Yet we have a far from unblemished record when it comes to race and ethnic relations in our own country, the most egregious examples being the Chinese head tax and the internment and dispossession of the Japanese and the Italians during the second world war. While most people know of those shameful episodes, far fewer know about the discrimination black people have faced here. That is why the decision to put Viola Desmond on the next $10 bill is such cause for celebration.
As the activist in the above video states, the selection of Desmond will not end the racism that still exists (a sentiment echoed by Yusra Khogali, co-founder of Black Lives Matter Toronto), but it makes it easier to address.
And I would add two points: it should also be a point of real pride for the people of colour in our country, as well as a humbling and eye-opening development for the rest of us, including me, who did not know her story, nor the kind of segregation people experienced here.
Perhaps we are finally moving toward a time when we recognize people by the integrity, resilience and fortitude they possess, not the colour of their skin or the religion or ethnic group they belong to.
'Tis a consummation devoutly to be wished.

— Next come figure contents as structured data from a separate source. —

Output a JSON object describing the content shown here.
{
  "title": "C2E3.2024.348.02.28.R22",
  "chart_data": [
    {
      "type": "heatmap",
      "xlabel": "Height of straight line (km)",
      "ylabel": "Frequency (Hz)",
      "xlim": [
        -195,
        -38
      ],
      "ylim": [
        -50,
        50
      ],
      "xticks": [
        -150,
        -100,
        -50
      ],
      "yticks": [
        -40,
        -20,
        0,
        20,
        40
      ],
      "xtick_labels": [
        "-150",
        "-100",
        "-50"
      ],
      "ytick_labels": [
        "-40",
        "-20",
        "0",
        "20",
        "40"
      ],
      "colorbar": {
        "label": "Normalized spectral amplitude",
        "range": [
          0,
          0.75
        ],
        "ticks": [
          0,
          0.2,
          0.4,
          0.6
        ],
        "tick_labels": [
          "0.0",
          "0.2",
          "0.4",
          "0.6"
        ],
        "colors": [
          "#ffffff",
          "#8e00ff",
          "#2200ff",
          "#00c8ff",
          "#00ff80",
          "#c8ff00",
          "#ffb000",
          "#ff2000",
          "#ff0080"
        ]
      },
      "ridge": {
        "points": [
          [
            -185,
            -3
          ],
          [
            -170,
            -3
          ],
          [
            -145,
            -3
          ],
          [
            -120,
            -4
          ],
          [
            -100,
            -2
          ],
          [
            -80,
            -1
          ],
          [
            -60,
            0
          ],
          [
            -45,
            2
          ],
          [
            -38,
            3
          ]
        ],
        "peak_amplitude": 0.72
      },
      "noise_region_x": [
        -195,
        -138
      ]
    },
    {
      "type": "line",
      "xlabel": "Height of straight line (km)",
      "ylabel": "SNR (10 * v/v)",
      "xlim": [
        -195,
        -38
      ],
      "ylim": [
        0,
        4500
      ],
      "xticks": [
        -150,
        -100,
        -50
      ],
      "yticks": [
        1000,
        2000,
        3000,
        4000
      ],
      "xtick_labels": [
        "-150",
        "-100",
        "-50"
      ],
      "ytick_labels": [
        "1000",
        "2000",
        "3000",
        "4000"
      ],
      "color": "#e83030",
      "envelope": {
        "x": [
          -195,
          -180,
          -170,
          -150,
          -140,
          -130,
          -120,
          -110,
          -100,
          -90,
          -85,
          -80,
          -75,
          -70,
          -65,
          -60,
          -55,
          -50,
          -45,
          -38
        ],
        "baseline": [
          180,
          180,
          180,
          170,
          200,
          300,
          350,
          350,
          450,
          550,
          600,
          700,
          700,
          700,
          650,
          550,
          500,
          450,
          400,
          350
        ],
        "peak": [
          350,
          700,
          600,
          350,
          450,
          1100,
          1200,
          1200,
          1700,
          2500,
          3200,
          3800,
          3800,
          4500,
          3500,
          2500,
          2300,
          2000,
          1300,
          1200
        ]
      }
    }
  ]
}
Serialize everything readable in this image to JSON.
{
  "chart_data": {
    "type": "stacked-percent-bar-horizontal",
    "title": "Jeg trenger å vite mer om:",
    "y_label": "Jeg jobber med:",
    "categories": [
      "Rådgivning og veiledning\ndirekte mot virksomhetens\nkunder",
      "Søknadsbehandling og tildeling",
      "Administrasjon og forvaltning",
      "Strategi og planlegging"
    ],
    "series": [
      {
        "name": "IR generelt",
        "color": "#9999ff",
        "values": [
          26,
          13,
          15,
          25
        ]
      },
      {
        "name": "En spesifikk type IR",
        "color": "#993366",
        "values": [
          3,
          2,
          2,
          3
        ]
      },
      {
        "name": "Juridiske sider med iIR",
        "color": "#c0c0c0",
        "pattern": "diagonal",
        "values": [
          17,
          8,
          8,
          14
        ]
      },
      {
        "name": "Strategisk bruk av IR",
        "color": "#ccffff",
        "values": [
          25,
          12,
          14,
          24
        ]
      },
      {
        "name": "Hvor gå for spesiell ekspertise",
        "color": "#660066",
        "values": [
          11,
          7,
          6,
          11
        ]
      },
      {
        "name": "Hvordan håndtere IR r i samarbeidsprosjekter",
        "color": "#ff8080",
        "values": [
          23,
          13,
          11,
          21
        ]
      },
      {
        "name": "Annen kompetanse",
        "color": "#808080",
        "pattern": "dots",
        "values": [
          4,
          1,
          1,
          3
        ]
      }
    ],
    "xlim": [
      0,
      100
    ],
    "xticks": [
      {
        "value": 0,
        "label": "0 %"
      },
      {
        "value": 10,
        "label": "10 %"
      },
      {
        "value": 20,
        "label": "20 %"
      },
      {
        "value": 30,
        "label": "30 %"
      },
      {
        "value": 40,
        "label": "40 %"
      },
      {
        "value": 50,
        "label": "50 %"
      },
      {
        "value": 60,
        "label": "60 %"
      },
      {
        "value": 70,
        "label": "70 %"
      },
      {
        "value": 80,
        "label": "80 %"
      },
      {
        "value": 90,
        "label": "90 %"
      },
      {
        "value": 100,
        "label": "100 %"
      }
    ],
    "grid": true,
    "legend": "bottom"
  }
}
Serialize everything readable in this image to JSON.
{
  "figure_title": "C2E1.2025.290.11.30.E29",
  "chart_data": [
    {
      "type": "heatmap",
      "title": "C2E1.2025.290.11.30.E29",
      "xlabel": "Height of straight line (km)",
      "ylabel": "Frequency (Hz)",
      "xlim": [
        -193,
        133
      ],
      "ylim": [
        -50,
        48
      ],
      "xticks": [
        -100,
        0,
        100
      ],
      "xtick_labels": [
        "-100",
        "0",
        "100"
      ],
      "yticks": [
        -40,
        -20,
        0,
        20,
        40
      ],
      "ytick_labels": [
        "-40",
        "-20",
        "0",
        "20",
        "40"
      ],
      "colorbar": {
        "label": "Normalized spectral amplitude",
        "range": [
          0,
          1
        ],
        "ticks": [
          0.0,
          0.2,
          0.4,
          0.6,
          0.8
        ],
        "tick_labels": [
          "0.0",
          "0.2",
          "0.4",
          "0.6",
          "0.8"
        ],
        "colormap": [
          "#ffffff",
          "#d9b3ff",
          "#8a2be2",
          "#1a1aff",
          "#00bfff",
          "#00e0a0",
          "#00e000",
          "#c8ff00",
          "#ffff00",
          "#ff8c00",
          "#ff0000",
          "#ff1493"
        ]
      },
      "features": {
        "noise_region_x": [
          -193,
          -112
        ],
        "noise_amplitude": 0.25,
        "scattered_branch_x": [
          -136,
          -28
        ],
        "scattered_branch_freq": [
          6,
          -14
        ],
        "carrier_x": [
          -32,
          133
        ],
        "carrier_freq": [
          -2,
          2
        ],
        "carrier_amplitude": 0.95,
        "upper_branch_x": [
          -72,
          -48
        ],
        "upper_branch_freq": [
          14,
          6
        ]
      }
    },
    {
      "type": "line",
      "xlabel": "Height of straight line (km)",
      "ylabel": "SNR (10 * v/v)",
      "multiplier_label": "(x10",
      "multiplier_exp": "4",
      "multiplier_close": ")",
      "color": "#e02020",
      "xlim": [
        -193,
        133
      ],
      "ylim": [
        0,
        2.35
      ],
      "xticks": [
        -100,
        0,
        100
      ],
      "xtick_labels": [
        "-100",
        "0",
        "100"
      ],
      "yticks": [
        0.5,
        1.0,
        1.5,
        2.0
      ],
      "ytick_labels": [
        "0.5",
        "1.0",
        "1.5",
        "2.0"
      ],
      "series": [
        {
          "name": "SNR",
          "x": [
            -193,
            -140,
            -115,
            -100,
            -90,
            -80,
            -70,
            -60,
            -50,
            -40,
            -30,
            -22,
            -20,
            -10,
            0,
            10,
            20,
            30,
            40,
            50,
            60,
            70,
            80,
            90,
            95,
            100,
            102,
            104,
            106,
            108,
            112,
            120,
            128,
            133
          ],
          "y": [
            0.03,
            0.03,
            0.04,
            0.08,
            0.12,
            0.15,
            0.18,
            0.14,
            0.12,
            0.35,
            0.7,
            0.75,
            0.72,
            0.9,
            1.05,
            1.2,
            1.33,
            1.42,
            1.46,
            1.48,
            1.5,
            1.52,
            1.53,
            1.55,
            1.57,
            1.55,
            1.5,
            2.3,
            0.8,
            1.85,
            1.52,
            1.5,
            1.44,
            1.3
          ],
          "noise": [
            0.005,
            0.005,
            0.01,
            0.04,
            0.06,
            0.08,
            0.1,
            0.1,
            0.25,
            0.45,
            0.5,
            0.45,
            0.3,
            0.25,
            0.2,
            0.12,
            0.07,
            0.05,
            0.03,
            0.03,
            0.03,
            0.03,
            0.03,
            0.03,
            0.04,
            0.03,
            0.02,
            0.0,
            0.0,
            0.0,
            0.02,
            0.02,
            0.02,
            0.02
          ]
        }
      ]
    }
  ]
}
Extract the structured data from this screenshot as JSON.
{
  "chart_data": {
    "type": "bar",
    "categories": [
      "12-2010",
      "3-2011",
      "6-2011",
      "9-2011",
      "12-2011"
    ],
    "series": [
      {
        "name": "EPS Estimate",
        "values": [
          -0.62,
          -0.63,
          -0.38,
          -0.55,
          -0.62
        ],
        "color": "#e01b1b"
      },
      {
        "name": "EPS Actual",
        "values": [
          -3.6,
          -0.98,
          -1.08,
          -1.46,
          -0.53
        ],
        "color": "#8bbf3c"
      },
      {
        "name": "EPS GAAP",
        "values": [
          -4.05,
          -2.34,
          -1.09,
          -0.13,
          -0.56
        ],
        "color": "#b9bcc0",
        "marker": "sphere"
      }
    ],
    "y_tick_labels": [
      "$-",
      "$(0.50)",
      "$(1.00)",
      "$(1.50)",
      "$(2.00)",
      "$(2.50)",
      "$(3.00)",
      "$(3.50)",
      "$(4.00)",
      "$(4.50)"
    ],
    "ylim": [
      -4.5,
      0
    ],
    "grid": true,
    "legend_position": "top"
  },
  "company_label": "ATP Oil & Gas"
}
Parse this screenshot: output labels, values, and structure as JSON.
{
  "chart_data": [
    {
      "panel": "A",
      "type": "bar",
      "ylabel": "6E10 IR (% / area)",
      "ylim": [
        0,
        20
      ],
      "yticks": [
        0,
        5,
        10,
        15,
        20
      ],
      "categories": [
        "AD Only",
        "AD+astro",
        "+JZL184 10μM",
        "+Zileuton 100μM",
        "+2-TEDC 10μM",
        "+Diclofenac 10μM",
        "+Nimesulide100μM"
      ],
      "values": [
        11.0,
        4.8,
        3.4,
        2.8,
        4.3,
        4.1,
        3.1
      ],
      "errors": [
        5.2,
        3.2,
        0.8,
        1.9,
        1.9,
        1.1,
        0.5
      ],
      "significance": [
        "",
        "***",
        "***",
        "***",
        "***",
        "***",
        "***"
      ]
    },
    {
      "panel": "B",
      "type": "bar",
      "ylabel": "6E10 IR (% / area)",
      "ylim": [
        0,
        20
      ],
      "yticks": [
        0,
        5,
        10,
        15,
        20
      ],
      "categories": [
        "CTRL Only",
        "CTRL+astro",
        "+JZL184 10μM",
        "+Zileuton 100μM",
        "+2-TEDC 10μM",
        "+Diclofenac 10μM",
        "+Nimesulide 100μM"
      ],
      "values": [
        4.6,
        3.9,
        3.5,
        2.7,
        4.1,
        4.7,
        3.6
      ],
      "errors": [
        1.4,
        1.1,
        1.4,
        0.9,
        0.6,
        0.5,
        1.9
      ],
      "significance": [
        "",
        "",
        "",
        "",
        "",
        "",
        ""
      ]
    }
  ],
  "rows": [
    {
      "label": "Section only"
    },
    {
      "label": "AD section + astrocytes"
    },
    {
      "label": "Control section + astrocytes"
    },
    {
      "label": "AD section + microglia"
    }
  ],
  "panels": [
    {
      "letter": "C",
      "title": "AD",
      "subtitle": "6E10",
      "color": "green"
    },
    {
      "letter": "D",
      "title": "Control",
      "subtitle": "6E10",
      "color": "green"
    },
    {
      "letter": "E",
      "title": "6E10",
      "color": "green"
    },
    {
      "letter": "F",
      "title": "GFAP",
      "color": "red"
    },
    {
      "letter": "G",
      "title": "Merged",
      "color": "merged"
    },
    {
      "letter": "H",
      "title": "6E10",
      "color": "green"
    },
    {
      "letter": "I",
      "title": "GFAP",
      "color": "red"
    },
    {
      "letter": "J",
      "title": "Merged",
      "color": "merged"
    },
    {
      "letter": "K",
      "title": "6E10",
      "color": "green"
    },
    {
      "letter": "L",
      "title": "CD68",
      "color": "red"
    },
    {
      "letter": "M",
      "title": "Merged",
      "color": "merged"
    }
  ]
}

UPDATE: This Star editorial is a fitting complement to Viola Desmond:
Putting a Canadian woman on a bill is long overdue. The choice of this particular woman is an especially powerful symbol of acknowledgment of past wrongs and tribute to someone who, at great risk to herself, fought against them. It should also be read as a promise from the state that it will take seriously and work alongside those who continue to resist in the spirit of Viola Desmond’s unfinished project.